Olho a minha volta e reparo em outro bordo, a uns três metros de distância. Eu vou correndo até ele, levanto ansiosamente minha faca e o atinjo com força, dessa vez, me imagino enchendo a garrafa térmica com seiva, imagino a cara de surpresa de Bree quando ela provar. Pode não ser nutritivo, mas isso com certeza a deixará feliz.
Mas, desta vez, quando minha faca fere o tronco, há um ruído agudo pelo qual eu não esperava, seguido por um estalo da madeira. Eu olho para cima, vejo a árvore se envergando e percebo, tarde demais, que esta árvore, congelada e envolvida em neve, já está morta. O golpe de minha faca era tudo que ela precisava para inclinar em direção à borda do lago.
Um segundo depois, a árvore inteira, de pelo menos seis metros, cai, espatifando-se no chão. Isto provocou uma enorme nuvem de neve e agulhas de pinheiros. Abaixei-me, aflita que talvez tivesse alertado alguém sobre minha presença. Estou furiosa comigo mesma. Foi um descuido. Uma besteira. Eu deveria ter examinado a árvore antes.
Contudo, depois de alguns minutos, meu pulso volta ao normal, quando me dou conta de que não há ninguém aqui em cima. Volto a ser sensata, lembro-me que árvores caem sozinhas na floresta o tempo todo e essa queda não necessariamente denunciaria minha presença humana. E, quando passo o olhar sobre onde estava a árvore, algo atrai minha atenção. E me encontro observando, incrédula.
Ali, ao longe, escondendo-se por trás de um bosque de árvores, ao lado da montanha, há uma pequena casa de pedra. É uma estrutura pequena, um perfeito quadrado, com 4,5m de largura e profundidade e 3,5m de altura, com paredes feitas de antigos blocos de pedras. Uma pequena chaminé se levanta do telhado e há pequenas janelas nas paredes. A porta principal, de madeira e em forma de arco, está entreaberta.
Esta pequena casa está muito bem camuflada, se mistura perfeitamente com os arredores, tanto que eu, mesmo olhando para ela, mal consigo distingui-la. Seu telhado e paredes estão cobertos de neve e as pedras expostas se integram precisamente com a paisagem. A casa parece antiga, como se tivesse sido construída centenas de anos atrás. Não entendo o que ela está fazendo aqui, nem quem a teria construído ou por qual motivo.
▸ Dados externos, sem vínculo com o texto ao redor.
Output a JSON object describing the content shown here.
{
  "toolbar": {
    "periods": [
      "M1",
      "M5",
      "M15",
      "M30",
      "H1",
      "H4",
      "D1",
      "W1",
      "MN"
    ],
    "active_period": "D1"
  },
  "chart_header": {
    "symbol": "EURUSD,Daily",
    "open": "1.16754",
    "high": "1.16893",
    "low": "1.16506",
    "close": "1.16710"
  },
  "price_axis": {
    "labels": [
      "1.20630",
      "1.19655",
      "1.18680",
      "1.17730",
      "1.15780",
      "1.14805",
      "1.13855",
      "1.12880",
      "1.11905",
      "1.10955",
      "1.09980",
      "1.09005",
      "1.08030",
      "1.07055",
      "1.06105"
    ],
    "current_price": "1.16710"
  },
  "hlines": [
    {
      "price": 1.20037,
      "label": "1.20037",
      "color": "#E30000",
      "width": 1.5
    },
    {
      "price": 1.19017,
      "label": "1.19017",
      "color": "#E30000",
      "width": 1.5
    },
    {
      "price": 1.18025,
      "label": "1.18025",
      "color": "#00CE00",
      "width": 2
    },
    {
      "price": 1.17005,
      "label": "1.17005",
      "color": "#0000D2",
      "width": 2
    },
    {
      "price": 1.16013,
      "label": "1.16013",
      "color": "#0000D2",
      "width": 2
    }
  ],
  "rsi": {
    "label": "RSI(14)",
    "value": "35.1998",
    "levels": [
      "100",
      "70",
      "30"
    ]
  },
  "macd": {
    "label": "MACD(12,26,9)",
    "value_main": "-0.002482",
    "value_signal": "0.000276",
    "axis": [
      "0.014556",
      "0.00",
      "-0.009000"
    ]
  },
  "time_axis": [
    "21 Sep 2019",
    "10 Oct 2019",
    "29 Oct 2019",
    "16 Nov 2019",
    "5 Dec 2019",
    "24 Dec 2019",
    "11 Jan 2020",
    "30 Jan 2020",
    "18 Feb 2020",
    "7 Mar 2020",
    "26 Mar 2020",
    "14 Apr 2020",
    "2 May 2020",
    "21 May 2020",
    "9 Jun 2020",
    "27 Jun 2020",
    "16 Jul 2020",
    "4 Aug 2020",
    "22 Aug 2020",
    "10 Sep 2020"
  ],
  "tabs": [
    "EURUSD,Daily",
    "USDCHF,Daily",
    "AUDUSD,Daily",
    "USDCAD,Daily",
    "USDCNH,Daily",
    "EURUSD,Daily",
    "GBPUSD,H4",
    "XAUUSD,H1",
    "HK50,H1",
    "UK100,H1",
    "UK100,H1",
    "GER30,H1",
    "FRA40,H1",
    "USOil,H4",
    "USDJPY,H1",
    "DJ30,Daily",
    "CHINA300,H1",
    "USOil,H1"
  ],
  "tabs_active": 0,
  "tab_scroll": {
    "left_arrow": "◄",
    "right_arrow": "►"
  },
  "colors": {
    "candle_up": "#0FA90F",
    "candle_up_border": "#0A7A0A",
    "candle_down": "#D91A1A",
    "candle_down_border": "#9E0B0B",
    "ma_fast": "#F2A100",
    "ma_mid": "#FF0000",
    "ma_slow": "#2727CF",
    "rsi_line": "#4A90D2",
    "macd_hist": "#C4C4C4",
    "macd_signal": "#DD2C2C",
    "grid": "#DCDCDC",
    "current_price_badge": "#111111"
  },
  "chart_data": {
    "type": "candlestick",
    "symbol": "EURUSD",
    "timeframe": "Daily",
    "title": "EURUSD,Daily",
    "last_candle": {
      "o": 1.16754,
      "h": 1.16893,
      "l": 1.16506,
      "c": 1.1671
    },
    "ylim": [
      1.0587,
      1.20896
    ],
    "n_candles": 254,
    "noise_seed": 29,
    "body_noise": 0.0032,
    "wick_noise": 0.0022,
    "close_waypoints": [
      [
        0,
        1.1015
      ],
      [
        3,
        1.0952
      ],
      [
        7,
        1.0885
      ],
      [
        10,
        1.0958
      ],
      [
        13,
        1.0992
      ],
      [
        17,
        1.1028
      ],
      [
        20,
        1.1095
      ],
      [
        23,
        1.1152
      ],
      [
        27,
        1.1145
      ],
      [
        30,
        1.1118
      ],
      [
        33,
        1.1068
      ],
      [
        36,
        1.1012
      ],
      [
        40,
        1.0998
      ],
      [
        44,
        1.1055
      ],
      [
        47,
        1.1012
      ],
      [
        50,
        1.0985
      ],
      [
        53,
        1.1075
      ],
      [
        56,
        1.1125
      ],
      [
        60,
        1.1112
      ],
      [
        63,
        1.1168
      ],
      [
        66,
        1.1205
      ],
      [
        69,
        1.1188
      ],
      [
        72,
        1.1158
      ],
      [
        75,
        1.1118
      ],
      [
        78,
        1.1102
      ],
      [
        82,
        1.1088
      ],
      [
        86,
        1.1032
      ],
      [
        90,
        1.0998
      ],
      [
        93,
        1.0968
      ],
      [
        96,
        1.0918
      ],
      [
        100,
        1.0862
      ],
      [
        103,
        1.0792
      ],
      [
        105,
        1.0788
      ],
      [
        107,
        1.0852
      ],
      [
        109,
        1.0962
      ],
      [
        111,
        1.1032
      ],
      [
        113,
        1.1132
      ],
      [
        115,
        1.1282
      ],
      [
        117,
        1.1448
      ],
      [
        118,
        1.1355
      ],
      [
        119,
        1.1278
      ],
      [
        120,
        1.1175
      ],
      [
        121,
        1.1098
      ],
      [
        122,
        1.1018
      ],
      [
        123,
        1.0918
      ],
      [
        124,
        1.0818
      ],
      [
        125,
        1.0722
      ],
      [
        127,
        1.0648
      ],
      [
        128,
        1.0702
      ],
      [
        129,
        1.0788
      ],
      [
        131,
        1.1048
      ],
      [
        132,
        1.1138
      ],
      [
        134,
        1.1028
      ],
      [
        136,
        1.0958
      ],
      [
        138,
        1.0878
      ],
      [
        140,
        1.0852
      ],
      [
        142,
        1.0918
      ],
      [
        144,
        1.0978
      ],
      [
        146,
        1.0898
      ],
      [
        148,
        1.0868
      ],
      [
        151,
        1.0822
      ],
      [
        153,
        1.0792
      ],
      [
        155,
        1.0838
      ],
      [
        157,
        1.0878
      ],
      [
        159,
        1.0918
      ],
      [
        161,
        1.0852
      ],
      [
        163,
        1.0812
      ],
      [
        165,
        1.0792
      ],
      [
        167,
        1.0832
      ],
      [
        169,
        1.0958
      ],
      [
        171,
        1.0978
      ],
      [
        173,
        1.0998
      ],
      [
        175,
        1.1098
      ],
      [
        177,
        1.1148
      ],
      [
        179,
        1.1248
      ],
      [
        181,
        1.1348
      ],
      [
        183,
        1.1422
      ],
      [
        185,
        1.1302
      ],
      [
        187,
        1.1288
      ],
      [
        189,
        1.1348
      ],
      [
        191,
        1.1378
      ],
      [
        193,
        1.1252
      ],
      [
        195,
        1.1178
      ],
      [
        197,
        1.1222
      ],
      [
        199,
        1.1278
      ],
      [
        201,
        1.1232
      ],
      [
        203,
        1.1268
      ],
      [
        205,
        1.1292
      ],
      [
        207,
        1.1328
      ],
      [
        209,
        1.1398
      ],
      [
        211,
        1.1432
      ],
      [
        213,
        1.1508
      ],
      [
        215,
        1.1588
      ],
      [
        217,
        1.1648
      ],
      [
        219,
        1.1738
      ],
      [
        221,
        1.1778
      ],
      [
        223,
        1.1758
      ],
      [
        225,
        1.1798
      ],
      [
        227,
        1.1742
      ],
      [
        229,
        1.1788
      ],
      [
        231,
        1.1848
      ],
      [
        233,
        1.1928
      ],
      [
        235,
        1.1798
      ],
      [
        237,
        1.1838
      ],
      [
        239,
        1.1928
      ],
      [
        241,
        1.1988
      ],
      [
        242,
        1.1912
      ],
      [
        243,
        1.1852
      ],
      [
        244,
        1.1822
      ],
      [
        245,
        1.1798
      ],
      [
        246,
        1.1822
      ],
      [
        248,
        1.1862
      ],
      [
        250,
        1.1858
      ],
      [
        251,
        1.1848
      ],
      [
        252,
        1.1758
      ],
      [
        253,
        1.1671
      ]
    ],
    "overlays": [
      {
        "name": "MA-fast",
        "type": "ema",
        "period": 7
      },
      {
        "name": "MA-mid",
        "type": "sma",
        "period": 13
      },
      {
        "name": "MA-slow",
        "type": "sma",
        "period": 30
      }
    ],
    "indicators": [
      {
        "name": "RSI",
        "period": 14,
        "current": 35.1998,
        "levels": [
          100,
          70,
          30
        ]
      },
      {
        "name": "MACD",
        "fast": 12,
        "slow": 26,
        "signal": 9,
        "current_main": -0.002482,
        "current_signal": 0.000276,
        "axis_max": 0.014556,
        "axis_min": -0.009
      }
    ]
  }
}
Talvez tenha sido feita para algum vigia de um parque estadual. Talvez tenha sido lar de algum eremita. Ou de um sobrevivente louco.
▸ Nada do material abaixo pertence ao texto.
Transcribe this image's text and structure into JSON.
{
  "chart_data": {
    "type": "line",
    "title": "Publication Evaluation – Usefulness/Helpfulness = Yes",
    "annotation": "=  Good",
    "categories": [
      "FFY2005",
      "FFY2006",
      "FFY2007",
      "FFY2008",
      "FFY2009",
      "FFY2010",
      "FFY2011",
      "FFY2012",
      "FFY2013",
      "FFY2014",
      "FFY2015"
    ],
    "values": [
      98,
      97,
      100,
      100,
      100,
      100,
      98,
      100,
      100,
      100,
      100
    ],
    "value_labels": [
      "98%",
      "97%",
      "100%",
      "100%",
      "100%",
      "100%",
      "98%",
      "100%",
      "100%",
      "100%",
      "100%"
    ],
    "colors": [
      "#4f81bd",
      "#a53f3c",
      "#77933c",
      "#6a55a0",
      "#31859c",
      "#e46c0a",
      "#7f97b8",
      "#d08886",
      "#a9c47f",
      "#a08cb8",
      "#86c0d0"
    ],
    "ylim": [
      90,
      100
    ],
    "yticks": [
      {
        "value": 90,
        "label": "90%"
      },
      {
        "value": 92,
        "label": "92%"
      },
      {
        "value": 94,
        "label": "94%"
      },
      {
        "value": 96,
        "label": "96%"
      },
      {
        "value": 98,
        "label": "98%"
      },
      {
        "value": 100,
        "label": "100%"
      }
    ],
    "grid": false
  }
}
Parece que não tem sido habitada há anos. Analiso cuidadosamente o chão da floresta, à procura de pegadas ou rastros de animais, saindo ou entrando pela porta. Mas não há nada. Penso em quando a neve começou a cair, vários dias atrás e faço as contas em minha mente. Ninguém saiu ou entrou nessa casa há pelo menos três dias.
Meu coração acelera com a ideia do que pode haver dentro. Comida, roupas, medicamentos, armas, materiais – qualquer coisa seria um presente divino.